External Catalog is the federated query entry point in Lakehouse, mapping the metadata catalogs of external data systems (Hive, Databricks, Snowflake, etc.) into Lakehouse, allowing you to query external data directly with standard SQL — no data copying required.

Difference from External Schema: External Catalog is an independent top-level catalog accessed with three-level naming catalog.schema.table; External Schema is a Schema mounted into the current workspace, accessed with two-level naming schema.table, which is better suited for integrating Hive databases into an existing workspace.
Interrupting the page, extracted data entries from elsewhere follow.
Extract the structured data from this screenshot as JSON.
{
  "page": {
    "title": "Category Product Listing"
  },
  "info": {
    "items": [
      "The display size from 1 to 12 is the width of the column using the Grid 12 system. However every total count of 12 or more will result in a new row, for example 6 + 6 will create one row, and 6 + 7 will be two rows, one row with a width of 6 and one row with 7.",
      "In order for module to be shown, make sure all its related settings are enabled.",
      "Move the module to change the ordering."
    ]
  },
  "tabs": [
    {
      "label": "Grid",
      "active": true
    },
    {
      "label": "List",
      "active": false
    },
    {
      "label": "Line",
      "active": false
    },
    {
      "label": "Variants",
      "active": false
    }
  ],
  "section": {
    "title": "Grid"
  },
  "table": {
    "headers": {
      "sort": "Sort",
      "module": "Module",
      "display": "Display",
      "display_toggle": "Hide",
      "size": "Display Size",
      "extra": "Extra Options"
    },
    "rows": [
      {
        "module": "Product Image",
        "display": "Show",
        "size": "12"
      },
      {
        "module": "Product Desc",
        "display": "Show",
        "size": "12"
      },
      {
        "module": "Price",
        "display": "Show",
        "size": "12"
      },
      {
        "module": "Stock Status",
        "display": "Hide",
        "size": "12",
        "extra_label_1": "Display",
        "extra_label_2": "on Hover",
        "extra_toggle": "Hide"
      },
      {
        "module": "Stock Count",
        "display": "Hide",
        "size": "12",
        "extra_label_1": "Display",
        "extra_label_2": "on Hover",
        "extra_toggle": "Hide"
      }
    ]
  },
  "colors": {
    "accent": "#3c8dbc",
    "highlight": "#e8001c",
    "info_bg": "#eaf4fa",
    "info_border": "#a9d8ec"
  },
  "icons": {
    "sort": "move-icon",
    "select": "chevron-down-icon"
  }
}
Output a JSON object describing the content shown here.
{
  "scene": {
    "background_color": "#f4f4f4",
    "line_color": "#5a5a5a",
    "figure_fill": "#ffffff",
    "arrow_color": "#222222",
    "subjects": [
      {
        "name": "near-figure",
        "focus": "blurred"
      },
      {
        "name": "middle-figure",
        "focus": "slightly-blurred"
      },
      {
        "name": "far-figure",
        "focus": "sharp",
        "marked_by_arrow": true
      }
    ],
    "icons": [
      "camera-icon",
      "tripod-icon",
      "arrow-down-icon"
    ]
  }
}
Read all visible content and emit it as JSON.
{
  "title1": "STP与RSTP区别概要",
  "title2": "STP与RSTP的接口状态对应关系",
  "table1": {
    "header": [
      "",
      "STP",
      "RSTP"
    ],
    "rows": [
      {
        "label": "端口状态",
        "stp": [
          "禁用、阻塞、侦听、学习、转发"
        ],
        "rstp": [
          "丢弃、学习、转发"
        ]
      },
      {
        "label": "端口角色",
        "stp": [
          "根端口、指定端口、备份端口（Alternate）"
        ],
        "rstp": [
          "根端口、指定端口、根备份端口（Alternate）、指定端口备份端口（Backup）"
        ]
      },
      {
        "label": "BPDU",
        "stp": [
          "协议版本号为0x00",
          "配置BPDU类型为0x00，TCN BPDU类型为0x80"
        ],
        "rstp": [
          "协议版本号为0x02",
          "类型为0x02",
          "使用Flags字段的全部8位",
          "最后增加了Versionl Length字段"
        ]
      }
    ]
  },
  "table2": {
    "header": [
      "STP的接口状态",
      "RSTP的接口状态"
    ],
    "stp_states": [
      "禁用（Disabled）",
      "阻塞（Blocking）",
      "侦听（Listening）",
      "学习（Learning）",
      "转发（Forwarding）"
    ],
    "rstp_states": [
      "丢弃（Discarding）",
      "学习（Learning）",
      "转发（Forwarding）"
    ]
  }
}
See Organization Hierarchy.

Supported Data Sources

Data SourceConnection Method
Apache HiveHive Metastore URIs
Databricks Unity CatalogDatabricks API
Iceberg REST CatalogIceberg REST API
Snowflake Open CatalogIceberg REST API + OAuth

Use Cases

  • Cross-platform federated queries: Query Lakehouse local data and Hive/Databricks data simultaneously — no ETL required
  • In-place data lake acceleration: Keep data in OSS/HDFS and use Lakehouse to replace Spark/Hive for ETL or Presto/Trino for ad-hoc queries
  • Gradual migration: Maintain business continuity through External Catalog during migration; switch over after verifying data consistency

Permissions

Currently, only the instance_admin role can query the created External Catalog.